The finance ministry hasn’t made a big deal of the fall and isn’t worried. It has even affirmed that the contagion is unlikely to trigger systemic risks. However, it has not denied any effects on individual startups. This is because a number of Indian tech startups have accounts at the bank. This is especially worrying for firms which provide software-as-a-service (SaaS) to US clients.

Through its parent entity, SVB holds investments in startups such as Bluestone, Carwale, InMobi, and Loyalty Rewardz. Therefore, it is imperative that there will be a direct impact on the Indian startup economy.
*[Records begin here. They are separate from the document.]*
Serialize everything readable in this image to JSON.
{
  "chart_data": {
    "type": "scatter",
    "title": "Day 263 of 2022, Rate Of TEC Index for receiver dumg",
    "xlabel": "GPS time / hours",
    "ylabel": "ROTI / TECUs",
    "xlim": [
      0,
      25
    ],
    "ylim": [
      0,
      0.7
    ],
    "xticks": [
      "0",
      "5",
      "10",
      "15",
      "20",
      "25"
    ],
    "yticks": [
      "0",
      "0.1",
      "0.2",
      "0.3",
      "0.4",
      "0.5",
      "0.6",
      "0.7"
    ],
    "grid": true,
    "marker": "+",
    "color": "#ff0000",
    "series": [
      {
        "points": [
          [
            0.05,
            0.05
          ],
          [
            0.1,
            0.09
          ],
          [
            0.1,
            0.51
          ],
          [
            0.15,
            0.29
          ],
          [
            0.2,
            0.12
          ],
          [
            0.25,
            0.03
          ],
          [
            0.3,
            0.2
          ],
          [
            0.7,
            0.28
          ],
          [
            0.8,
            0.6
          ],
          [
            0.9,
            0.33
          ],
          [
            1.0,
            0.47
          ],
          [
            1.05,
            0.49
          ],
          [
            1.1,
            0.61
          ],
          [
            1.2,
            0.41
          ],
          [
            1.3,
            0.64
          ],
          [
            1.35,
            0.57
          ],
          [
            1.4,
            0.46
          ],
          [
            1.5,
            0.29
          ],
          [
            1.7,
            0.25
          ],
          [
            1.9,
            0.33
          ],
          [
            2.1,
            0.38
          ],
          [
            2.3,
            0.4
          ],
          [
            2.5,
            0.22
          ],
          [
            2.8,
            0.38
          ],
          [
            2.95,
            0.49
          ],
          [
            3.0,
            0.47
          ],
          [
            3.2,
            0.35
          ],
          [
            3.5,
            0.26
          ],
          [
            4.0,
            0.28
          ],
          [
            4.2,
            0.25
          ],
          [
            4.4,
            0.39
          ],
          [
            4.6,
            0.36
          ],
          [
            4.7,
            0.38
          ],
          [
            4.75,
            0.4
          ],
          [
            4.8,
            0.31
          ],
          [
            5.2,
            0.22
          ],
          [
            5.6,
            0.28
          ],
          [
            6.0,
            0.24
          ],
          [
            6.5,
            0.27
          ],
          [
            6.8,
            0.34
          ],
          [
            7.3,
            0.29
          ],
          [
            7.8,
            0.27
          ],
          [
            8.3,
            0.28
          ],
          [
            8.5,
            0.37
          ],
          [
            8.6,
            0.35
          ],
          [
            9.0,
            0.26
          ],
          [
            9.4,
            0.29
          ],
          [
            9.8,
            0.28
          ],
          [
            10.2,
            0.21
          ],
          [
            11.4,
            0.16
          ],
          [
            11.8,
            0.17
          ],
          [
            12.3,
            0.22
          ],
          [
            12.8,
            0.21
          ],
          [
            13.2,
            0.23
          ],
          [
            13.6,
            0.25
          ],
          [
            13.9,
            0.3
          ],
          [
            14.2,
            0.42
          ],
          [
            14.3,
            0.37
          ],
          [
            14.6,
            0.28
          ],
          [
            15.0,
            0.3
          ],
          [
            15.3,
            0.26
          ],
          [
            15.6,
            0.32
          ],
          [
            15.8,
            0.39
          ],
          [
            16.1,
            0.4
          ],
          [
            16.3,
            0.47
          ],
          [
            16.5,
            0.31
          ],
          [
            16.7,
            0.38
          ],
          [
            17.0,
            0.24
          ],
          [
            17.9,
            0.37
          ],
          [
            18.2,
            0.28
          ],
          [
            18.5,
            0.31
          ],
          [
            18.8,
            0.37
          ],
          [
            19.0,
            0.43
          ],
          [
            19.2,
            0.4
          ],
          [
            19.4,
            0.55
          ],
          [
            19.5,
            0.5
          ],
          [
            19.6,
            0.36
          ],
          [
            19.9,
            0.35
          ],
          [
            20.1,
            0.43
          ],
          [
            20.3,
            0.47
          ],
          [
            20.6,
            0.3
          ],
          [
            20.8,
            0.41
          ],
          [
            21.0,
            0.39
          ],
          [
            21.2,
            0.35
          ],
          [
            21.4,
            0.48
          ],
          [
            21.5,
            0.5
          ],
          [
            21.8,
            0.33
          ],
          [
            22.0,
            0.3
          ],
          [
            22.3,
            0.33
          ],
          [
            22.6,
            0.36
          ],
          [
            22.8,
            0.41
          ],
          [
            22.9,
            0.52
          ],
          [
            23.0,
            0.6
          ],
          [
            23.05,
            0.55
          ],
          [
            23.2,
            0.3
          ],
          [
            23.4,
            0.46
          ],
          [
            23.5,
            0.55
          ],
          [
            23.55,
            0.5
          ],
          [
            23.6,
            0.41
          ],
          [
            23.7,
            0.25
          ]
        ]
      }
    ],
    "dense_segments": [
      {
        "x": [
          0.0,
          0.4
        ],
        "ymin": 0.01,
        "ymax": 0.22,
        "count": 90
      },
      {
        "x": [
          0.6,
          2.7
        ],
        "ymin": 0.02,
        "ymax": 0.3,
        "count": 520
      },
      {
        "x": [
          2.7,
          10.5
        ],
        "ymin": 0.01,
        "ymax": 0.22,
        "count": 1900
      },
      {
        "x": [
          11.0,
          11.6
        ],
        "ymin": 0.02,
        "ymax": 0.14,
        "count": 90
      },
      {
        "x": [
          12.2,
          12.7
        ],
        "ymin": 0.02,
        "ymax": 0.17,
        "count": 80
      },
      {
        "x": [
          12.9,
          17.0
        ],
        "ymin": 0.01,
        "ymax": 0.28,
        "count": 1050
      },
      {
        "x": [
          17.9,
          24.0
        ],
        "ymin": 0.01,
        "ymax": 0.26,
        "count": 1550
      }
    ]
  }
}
Further, YCombinator which is one of the key clients of SVB has in turn invested in over 19 start-ups in India. The timing couldn’t be worse for the Indian startups which are already reeling under a funding freeze.

Meanwhile, several leading banks including Axis Bank, Kotak Mahindra Bank, ICICI Bank and HSBC India have jumped in to help the founders move their money from SVB into dollar accounts in Gujarat GIFT City.
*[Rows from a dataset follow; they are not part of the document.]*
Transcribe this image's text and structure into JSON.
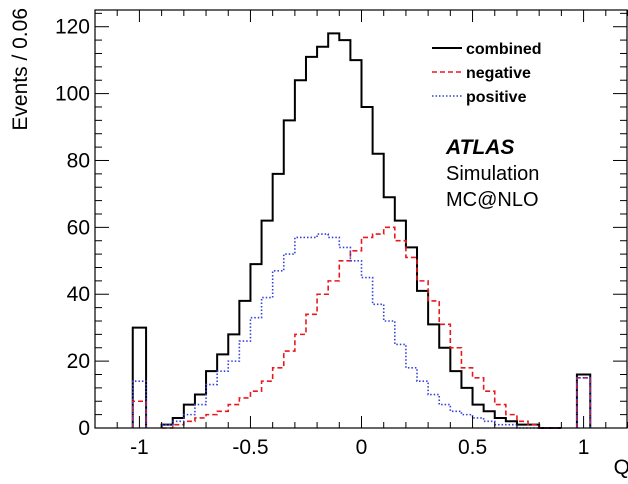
{
  "chart_data": {
    "type": "histogram",
    "ylabel": "Events / 0.06",
    "xlabel": "Q",
    "xlim": [
      -1.2,
      1.2
    ],
    "ylim": [
      0,
      125
    ],
    "xticks": [
      -1,
      -0.5,
      0,
      0.5,
      1
    ],
    "xtick_labels": [
      "-1",
      "-0.5",
      "0",
      "0.5",
      "1"
    ],
    "yticks": [
      0,
      20,
      40,
      60,
      80,
      100,
      120
    ],
    "ytick_labels": [
      "0",
      "20",
      "40",
      "60",
      "80",
      "100",
      "120"
    ],
    "grid": false,
    "legend_position": "top-right",
    "annotations": [
      "ATLAS",
      "Simulation",
      "MC@NLO"
    ],
    "special_bins": {
      "at_minus_1": {
        "x_range": [
          -1.03,
          -0.97
        ],
        "combined": 30,
        "negative": 8,
        "positive": 14
      },
      "at_plus_1": {
        "x_range": [
          0.97,
          1.03
        ],
        "combined": 16,
        "negative": 15,
        "positive": 15
      }
    },
    "series": [
      {
        "name": "combined",
        "color": "#000000",
        "dash": "solid",
        "x_edges": [
          -0.9,
          -0.85,
          -0.8,
          -0.75,
          -0.7,
          -0.65,
          -0.6,
          -0.55,
          -0.5,
          -0.45,
          -0.4,
          -0.35,
          -0.3,
          -0.25,
          -0.2,
          -0.15,
          -0.1,
          -0.05,
          0.0,
          0.05,
          0.1,
          0.15,
          0.2,
          0.25,
          0.3,
          0.35,
          0.4,
          0.45,
          0.5,
          0.55,
          0.6,
          0.65,
          0.7,
          0.75,
          0.8,
          0.85,
          0.9
        ],
        "values": [
          1,
          3,
          7,
          10,
          17,
          22,
          28,
          38,
          49,
          62,
          76,
          92,
          104,
          111,
          114,
          118,
          116,
          110,
          96,
          82,
          69,
          62,
          54,
          41,
          31,
          24,
          17,
          12,
          7,
          5,
          3,
          2,
          1,
          1,
          0,
          0
        ]
      },
      {
        "name": "negative",
        "color": "#e8191e",
        "dash": "dashed",
        "x_edges": [
          -0.9,
          -0.85,
          -0.8,
          -0.75,
          -0.7,
          -0.65,
          -0.6,
          -0.55,
          -0.5,
          -0.45,
          -0.4,
          -0.35,
          -0.3,
          -0.25,
          -0.2,
          -0.15,
          -0.1,
          -0.05,
          0.0,
          0.05,
          0.1,
          0.15,
          0.2,
          0.25,
          0.3,
          0.35,
          0.4,
          0.45,
          0.5,
          0.55,
          0.6,
          0.65,
          0.7,
          0.75,
          0.8,
          0.85,
          0.9
        ],
        "values": [
          0,
          1,
          2,
          3,
          4,
          5,
          7,
          9,
          11,
          14,
          18,
          23,
          28,
          34,
          40,
          44,
          50,
          53,
          57,
          58,
          60,
          56,
          51,
          44,
          38,
          31,
          24,
          18,
          15,
          11,
          7,
          4,
          2,
          1,
          0,
          0
        ]
      },
      {
        "name": "positive",
        "color": "#3340d8",
        "dash": "dotted",
        "x_edges": [
          -0.9,
          -0.85,
          -0.8,
          -0.75,
          -0.7,
          -0.65,
          -0.6,
          -0.55,
          -0.5,
          -0.45,
          -0.4,
          -0.35,
          -0.3,
          -0.25,
          -0.2,
          -0.15,
          -0.1,
          -0.05,
          0.0,
          0.05,
          0.1,
          0.15,
          0.2,
          0.25,
          0.3,
          0.35,
          0.4,
          0.45,
          0.5,
          0.55,
          0.6,
          0.65,
          0.7,
          0.75,
          0.8,
          0.85,
          0.9
        ],
        "values": [
          1,
          2,
          4,
          7,
          13,
          17,
          20,
          26,
          33,
          39,
          47,
          52,
          57,
          57,
          58,
          57,
          54,
          50,
          45,
          37,
          32,
          25,
          18,
          14,
          10,
          7,
          5,
          4,
          3,
          2,
          1,
          1,
          0,
          0,
          0,
          0
        ]
      }
    ]
  }
}
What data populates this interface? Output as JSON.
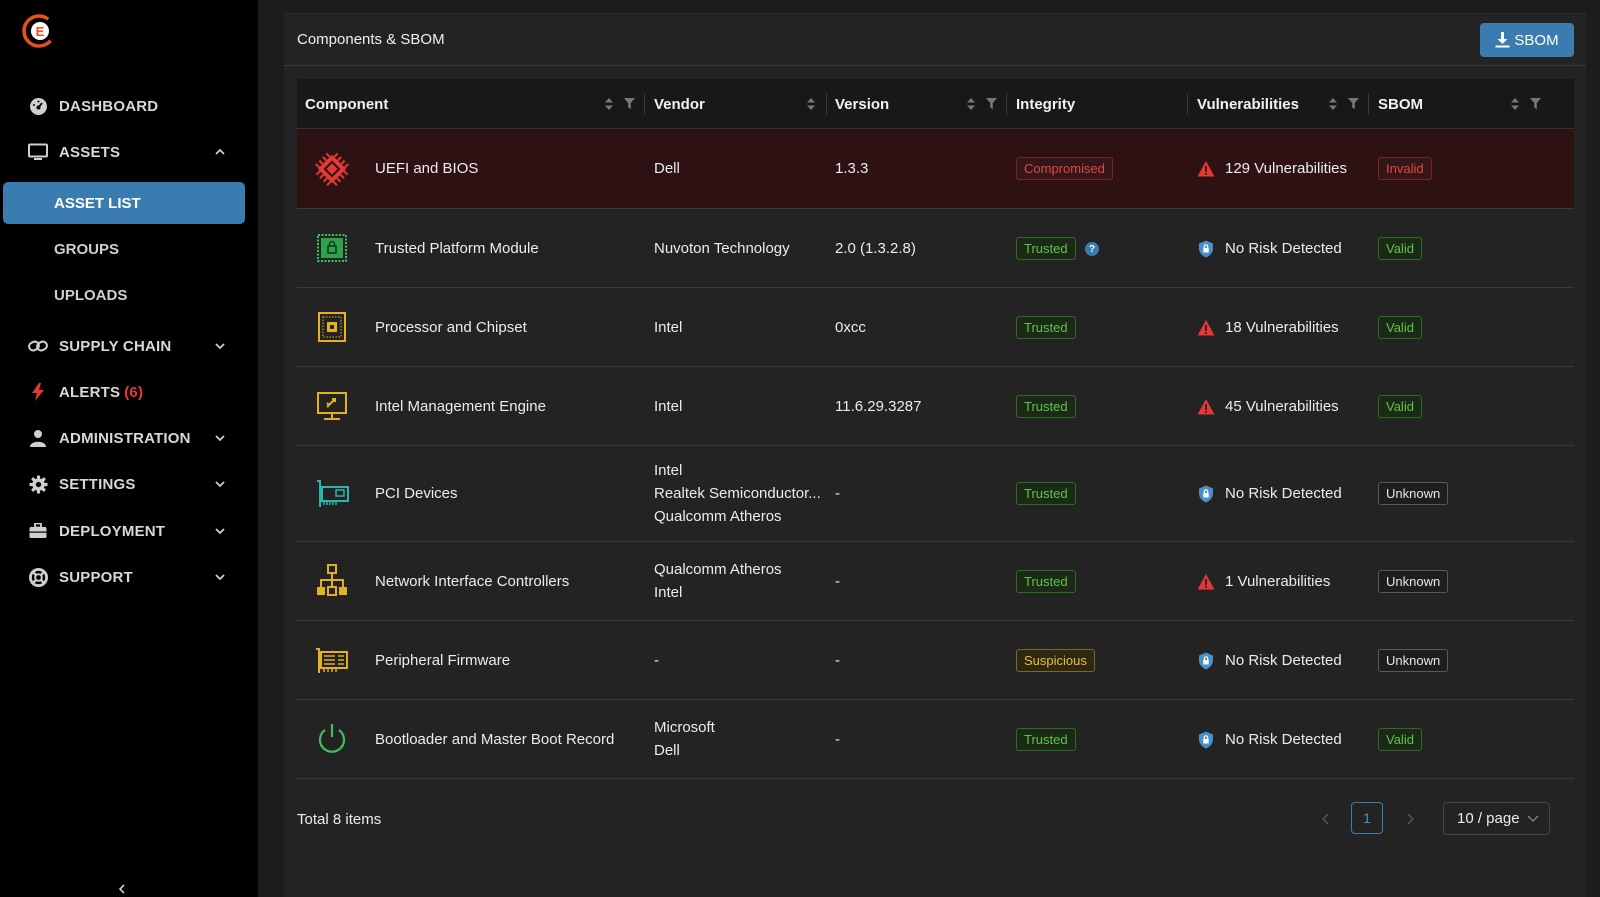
{
  "sidebar": {
    "nav": {
      "dashboard": "DASHBOARD",
      "assets": "ASSETS",
      "asset_list": "ASSET LIST",
      "groups": "GROUPS",
      "uploads": "UPLOADS",
      "supply_chain": "SUPPLY CHAIN",
      "alerts": "ALERTS",
      "alerts_count": "(6)",
      "administration": "ADMINISTRATION",
      "settings": "SETTINGS",
      "deployment": "DEPLOYMENT",
      "support": "SUPPORT"
    }
  },
  "panel": {
    "title": "Components & SBOM",
    "sbom_button": "SBOM"
  },
  "table": {
    "headers": {
      "component": "Component",
      "vendor": "Vendor",
      "version": "Version",
      "integrity": "Integrity",
      "vulnerabilities": "Vulnerabilities",
      "sbom": "SBOM"
    },
    "rows": [
      {
        "component": "UEFI and BIOS",
        "icon": "chip-icon",
        "vendor": [
          "Dell"
        ],
        "version": "1.3.3",
        "integrity": "Compromised",
        "vuln": "129 Vulnerabilities",
        "vuln_icon": "warning-icon",
        "sbom": "Invalid"
      },
      {
        "component": "Trusted Platform Module",
        "icon": "tpm-icon",
        "vendor": [
          "Nuvoton Technology"
        ],
        "version": "2.0 (1.3.2.8)",
        "integrity": "Trusted",
        "vuln": "No Risk Detected",
        "vuln_icon": "shield-icon",
        "sbom": "Valid"
      },
      {
        "component": "Processor and Chipset",
        "icon": "processor-icon",
        "vendor": [
          "Intel"
        ],
        "version": "0xcc",
        "integrity": "Trusted",
        "vuln": "18 Vulnerabilities",
        "vuln_icon": "warning-icon",
        "sbom": "Valid"
      },
      {
        "component": "Intel Management Engine",
        "icon": "management-engine-icon",
        "vendor": [
          "Intel"
        ],
        "version": "11.6.29.3287",
        "integrity": "Trusted",
        "vuln": "45 Vulnerabilities",
        "vuln_icon": "warning-icon",
        "sbom": "Valid"
      },
      {
        "component": "PCI Devices",
        "icon": "pci-card-icon",
        "vendor": [
          "Intel",
          "Realtek Semiconductor...",
          "Qualcomm Atheros"
        ],
        "version": "-",
        "integrity": "Trusted",
        "vuln": "No Risk Detected",
        "vuln_icon": "shield-icon",
        "sbom": "Unknown"
      },
      {
        "component": "Network Interface Controllers",
        "icon": "network-icon",
        "vendor": [
          "Qualcomm Atheros",
          "Intel"
        ],
        "version": "-",
        "integrity": "Trusted",
        "vuln": "1 Vulnerabilities",
        "vuln_icon": "warning-icon",
        "sbom": "Unknown"
      },
      {
        "component": "Peripheral Firmware",
        "icon": "peripheral-icon",
        "vendor": [
          "-"
        ],
        "version": "-",
        "integrity": "Suspicious",
        "vuln": "No Risk Detected",
        "vuln_icon": "shield-icon",
        "sbom": "Unknown"
      },
      {
        "component": "Bootloader and Master Boot Record",
        "icon": "power-icon",
        "vendor": [
          "Microsoft",
          "Dell"
        ],
        "version": "-",
        "integrity": "Trusted",
        "vuln": "No Risk Detected",
        "vuln_icon": "shield-icon",
        "sbom": "Valid"
      }
    ]
  },
  "footer": {
    "total": "Total 8 items",
    "current_page": "1",
    "page_size": "10 / page"
  },
  "colors": {
    "accent": "#3a7bb0",
    "danger": "#e04848",
    "success": "#5ec44a",
    "warning": "#e6c23a"
  }
}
A number of big tech companies have large chunks of money in SVB, but the most vulnerable are the smaller startups which were founded in the last couple of years. According to analysts, funds are crucial for tech startups because they generally require a lot of cash to pay for hefty expenditures including research and development costs and staff salaries.

Impact on the global economy

The Fed had stopped trading in stocks of First Republic Bank and Signature Bank on Friday after First Republic shares fell by 52%. However, the shocks of SVB reverberated and led to the fall of Signature, which lost billions on Friday as jittery customers withdrew their money. The bank was taken over by New York regulators on Sunday.

In Britain, the government is scrambling to minimise the damage to the country’s technology sector. Prime Minister Rishi Sunak listed the government’s efforts towards finding a solution to limit the potential hit to companies resulting from the failure of SVB’s UK subsidiary. In Asia, the SVB failure has left many Chinese funds and tech startups in the lurch. SVB was a key funding bridge for groups operating between China and the US.

While Indian banks did not have major exposures to these US banks, precautions must be taken. The flight of capital due to fear or panic may happen which is likely to lead to currency depreciation. To curb the same, RBI may further tighten monetary policy. The market regulator must also address the possible sentimental impact of the SVB collapse on banking stocks in the near term.